Diagram showing putative reflex pathways mediating reflex micturition and tonic and bursting EUS activity in spinal cord-intact (A) and chronic SCT T8–9 rats (B). A: spinobulbospinal micturition reflex pathway is shown by the solid line passing through the pontine micturition center (PMC) in the rostral brain stem. The hypothesized pathway mediating EUS bursting is shown by the dotted line also passing through the PMC. In spinal cord-intact rats, when the bladder is distended, afferent input from bladder mechanoreceptors passes via the pelvic nerve to the L6–S1 spinal cord to the spinal EUS-control center to generate tonic EUS activity and the ER. Input from the L6–S1 spinal cord passes to the PMC, which then projects to the lumbosacral micturition center to generate reflex bladder contractions and to L3–4 bursting center to generate EUS bursting. The spinal EUS bursting center provides an excitatory input to the spinal EUS-control center to initiate an excitatory outflow to the EUS. The spinal EUS-control center in the L6–S1 spinal cord consists of interneuronal and motoneuronal circuitry that regulates EUS activity.

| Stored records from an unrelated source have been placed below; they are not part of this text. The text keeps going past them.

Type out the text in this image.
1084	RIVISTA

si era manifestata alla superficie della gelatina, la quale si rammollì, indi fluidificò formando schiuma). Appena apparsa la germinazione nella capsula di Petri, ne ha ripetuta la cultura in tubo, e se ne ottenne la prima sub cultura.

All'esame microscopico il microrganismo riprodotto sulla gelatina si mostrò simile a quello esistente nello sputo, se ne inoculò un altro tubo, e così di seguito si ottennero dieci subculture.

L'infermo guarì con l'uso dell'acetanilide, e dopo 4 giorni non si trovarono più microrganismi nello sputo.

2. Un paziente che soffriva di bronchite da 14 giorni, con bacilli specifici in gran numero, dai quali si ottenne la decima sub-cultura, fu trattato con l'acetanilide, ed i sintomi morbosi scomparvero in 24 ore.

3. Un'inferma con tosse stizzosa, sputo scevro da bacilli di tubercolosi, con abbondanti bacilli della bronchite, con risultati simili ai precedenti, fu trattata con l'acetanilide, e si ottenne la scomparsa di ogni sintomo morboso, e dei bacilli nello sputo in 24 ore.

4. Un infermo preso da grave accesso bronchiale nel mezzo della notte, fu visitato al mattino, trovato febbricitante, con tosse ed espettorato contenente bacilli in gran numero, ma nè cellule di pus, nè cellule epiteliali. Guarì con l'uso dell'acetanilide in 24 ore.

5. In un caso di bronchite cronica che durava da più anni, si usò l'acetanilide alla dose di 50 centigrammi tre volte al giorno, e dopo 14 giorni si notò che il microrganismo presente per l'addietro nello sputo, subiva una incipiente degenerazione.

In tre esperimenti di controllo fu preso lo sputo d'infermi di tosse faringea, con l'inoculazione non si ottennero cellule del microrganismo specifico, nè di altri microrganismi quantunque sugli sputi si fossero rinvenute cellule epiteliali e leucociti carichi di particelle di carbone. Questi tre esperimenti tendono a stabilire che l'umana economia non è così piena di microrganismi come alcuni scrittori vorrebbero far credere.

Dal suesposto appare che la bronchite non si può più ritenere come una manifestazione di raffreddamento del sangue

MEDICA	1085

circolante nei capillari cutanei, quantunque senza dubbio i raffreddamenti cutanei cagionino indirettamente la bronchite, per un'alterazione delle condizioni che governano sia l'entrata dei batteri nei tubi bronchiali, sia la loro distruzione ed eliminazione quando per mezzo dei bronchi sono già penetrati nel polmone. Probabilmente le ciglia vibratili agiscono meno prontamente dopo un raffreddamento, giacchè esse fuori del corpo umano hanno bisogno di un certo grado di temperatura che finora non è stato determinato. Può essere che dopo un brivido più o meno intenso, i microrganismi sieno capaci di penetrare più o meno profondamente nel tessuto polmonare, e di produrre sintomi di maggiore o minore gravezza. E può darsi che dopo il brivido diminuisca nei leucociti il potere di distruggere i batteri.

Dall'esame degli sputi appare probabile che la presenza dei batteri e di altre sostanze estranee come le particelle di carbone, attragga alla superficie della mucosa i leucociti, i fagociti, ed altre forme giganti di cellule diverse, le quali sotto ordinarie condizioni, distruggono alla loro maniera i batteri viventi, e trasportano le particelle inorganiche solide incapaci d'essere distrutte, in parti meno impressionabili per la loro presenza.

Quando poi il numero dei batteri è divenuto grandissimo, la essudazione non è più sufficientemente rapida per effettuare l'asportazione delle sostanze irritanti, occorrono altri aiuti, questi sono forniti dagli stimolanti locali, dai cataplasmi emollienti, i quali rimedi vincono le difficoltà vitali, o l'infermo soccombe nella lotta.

B: after SCT, descending input from the PMC to spinal centers is interrupted. This initially eliminates the micturition reflex, the LR, and EUS bursting. The ER and tonic EUS activity mediated by a spinal reflex pathway are preserved. However, in chronic SCT rats it is hypothesized that reorganization of synaptic connections in the spinal cord leads to the reemergence of the micturition reflex as well as the LR and EUS bursting. This reorganization depends on the formation of new pathways between pelvic primary afferent nerves and the L3–4 spinal EUS bursting center (dotted line) and spinal micturition center (solid line) or upregulation of pathways that exist in the spinal intact animals.